In line with this study, a research published in the journal Inhalation Toxicology in 2009 demonstrated that the combination of cannabis and tobacco may also increase THC concentration in joints. The study included tests with pure cannabis cigarettes and cannabis (25%) plus tobacco cigarettes of the same size and concluded that the pure option contained around 32.7 THC mg/g, compared to 58.9 mg/g for mixed joints, indicating that tobacco increases the vaporization efficiency of THC by as much as 45%.
But apart from the enhanced effect, there are other reasons for consuming cannabis mixed with tobacco. One of them is the widespread belief that adding a pinch of tobacco to the joint gives you a better, more even burn. Other people, instead, claim they do it to save some marijuana while still getting some good psychoactive effects.
Consumption differences between Europe and the United States
As pointed out already, only 8% of American users mix the two substances, compared to 90% of Europeans, with experts attributing the gap to the different cannabis growing methods on both sides of the Atlantic.
American crops are usually free of chemical fertilizers -therefore, totally organic- while in Europe, although things are gradually chancing, the use of chemical products is still common practice. As a result, flowers are harsher to the throat when smoked and users mix them with tobacco in an effort to avoid that unpleasant feeling and get a better consumption experience.
That said, some people point to tradition as the only reason for these consumption differences. Ever since tobacco was introduced to Spain - and to the rest of Europe - from Cuba in the 16th century, its use has been linked to cigarettes, with burning as virtually the only consumption route. That was not the case in the US, though, were inhaling and chewing emerged as quite successful alternatives.

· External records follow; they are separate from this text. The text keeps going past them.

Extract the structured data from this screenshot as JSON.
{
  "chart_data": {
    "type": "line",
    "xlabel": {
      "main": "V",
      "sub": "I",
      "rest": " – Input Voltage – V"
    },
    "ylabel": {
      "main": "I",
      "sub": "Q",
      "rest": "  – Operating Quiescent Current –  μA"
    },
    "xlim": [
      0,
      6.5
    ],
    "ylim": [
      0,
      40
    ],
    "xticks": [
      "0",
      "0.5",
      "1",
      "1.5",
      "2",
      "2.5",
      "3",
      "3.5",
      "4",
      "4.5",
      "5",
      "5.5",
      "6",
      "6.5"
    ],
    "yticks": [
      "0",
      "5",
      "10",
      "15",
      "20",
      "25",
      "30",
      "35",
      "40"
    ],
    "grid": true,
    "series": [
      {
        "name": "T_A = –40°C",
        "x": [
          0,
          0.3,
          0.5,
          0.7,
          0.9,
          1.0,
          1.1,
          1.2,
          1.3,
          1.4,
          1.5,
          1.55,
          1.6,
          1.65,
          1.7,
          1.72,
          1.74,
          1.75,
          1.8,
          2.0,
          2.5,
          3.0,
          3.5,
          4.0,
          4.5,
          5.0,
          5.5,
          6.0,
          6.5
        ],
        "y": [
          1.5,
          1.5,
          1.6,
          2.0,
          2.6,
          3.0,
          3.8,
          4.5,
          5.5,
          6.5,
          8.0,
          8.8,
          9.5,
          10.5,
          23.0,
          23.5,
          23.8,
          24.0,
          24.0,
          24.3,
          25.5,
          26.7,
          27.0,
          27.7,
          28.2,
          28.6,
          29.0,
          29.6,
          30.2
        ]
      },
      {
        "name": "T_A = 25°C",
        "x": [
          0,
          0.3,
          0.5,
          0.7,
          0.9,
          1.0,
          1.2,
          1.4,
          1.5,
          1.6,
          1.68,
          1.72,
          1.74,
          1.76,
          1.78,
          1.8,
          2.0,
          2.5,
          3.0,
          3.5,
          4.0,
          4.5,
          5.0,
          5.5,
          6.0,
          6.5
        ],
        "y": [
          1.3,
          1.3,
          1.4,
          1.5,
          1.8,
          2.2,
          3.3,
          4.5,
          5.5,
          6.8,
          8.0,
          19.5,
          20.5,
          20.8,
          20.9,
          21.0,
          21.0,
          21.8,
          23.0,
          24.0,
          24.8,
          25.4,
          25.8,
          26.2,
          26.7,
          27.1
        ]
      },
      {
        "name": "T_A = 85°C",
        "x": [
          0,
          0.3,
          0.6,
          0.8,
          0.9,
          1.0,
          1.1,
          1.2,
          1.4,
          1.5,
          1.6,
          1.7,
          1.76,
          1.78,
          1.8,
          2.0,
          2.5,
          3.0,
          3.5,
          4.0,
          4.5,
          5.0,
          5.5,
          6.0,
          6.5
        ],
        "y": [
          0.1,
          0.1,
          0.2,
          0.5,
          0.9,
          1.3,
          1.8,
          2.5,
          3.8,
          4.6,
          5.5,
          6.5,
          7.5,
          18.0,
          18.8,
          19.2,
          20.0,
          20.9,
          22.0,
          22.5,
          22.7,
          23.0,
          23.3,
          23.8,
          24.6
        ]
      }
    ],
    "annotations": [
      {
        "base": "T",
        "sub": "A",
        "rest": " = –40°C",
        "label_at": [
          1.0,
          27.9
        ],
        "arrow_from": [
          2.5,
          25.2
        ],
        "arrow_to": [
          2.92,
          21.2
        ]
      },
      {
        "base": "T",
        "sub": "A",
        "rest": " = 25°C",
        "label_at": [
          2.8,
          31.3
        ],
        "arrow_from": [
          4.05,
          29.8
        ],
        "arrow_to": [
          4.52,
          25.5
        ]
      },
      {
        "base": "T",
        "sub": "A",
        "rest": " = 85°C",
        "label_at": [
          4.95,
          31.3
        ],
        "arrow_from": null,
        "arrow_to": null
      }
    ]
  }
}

Photo Credit: Vaping360.com
Thus, consuming cannabis mixed with tobacco through combustion, either rolled or in a pipe, became much more popular in Europe than elsewhere in the world, where vaping and direct ingestion are common methods of consuming marijuana. And this is partly because of the local authorities. In countries like the Unites States or Canada, for instance, where vaping is allowed in some states, this consumption method has benefited from various legislative reforms, which have led to greater commercial interest in the field and a wider range of products being developed.
As can be seen, the different methods of consuming high-quality, pure cannabis, show once again the need for a European regulation that supports natural marijuana, setting aside other economic interests, such as the ones of the tobacco industry, that are anything but beneficial to our health.